Below see line 2432 to 2436 in generate_ctor_or_dtor_function generates the staterment like: __static_initialization_and_destruction0 (1, 1) to initialize objects of priority 1. Note that all initialization functions will be invoked with the priority.
generate_ctor_or_dtor_function (continue)
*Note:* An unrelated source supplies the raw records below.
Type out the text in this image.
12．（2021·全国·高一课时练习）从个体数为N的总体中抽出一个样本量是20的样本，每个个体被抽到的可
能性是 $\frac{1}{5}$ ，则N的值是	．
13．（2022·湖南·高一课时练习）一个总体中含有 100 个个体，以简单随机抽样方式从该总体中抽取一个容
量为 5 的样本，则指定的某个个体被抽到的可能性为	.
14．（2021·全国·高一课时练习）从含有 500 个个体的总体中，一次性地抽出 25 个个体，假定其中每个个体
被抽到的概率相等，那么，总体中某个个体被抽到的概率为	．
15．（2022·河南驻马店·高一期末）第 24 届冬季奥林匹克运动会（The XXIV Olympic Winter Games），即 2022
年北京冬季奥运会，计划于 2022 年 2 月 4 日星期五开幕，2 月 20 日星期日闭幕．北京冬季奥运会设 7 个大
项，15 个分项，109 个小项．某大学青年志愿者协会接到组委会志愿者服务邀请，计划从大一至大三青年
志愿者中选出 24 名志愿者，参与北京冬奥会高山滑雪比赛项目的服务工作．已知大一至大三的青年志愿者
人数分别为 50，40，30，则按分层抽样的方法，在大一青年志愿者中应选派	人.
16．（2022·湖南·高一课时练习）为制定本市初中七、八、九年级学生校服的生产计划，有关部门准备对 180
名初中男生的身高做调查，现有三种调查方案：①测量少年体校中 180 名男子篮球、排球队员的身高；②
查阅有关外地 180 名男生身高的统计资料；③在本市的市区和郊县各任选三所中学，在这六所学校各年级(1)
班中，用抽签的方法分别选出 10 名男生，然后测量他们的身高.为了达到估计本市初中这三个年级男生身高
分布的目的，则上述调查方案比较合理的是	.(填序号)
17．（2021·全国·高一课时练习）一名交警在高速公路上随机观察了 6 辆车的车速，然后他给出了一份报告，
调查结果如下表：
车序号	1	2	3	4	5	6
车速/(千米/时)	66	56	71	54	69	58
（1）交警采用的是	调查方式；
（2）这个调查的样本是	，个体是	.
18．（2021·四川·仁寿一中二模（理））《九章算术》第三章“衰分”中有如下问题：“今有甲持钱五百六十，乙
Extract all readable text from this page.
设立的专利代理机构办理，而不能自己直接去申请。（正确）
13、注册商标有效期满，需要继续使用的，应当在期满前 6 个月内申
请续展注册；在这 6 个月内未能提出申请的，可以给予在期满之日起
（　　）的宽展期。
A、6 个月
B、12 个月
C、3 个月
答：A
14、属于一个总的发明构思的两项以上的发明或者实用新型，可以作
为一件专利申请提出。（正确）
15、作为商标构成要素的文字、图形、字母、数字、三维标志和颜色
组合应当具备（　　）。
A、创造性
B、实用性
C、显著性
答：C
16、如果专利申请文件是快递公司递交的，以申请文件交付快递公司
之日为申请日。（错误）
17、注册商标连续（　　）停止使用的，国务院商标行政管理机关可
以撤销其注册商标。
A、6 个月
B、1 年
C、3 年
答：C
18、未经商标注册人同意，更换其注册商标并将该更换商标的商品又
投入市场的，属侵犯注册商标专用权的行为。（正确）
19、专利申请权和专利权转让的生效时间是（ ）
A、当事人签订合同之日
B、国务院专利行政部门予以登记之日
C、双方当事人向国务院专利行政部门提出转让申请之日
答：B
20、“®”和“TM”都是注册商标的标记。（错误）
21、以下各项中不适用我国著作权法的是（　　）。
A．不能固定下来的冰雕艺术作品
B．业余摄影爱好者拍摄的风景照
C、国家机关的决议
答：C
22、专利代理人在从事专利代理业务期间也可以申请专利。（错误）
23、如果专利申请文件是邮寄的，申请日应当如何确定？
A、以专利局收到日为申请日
2440 /* If we're generating code for the DEFAULT_INIT_PRIORITY, throw in
2441 calls to any functions marked with attributes indicating that
2442 they should be called at initialization- or destruction-time. */
2443 if (priority == DEFAULT_INIT_PRIORITY)
2444 {
2445 tree fns;
2446
2447 for (fns = constructor_p ? static_ctors : static_dtors ;
2448 fns;
2449 fns = TREE_CHAIN (fns))
2450 {
2451 fndecl = TREE_VALUE (fns);
2452
2453 /* Calls to pure/const functions will expand to nothing. */
2454 if (! (flags_from_decl_or_type (fndecl) & (ECF_CONST | ECF_PURE)))
2455 {
2456 if (! body)
2457 body = start_objects (function_key, priority);
2458 finish_expr_stmt (build_function_call (fndecl, NULL_TREE));
2459 }
2460 }
2461 }
2462
2463 /* Close out the function. */
2464 if (body)
2465 finish_objects (function_key, priority, body);
2466 }
For objects with default priority of DEFAULT_INIT_PRIORITY (0xffff), no initialization functions need be generated, here just needs invoke the registered constructor/destructor in turn.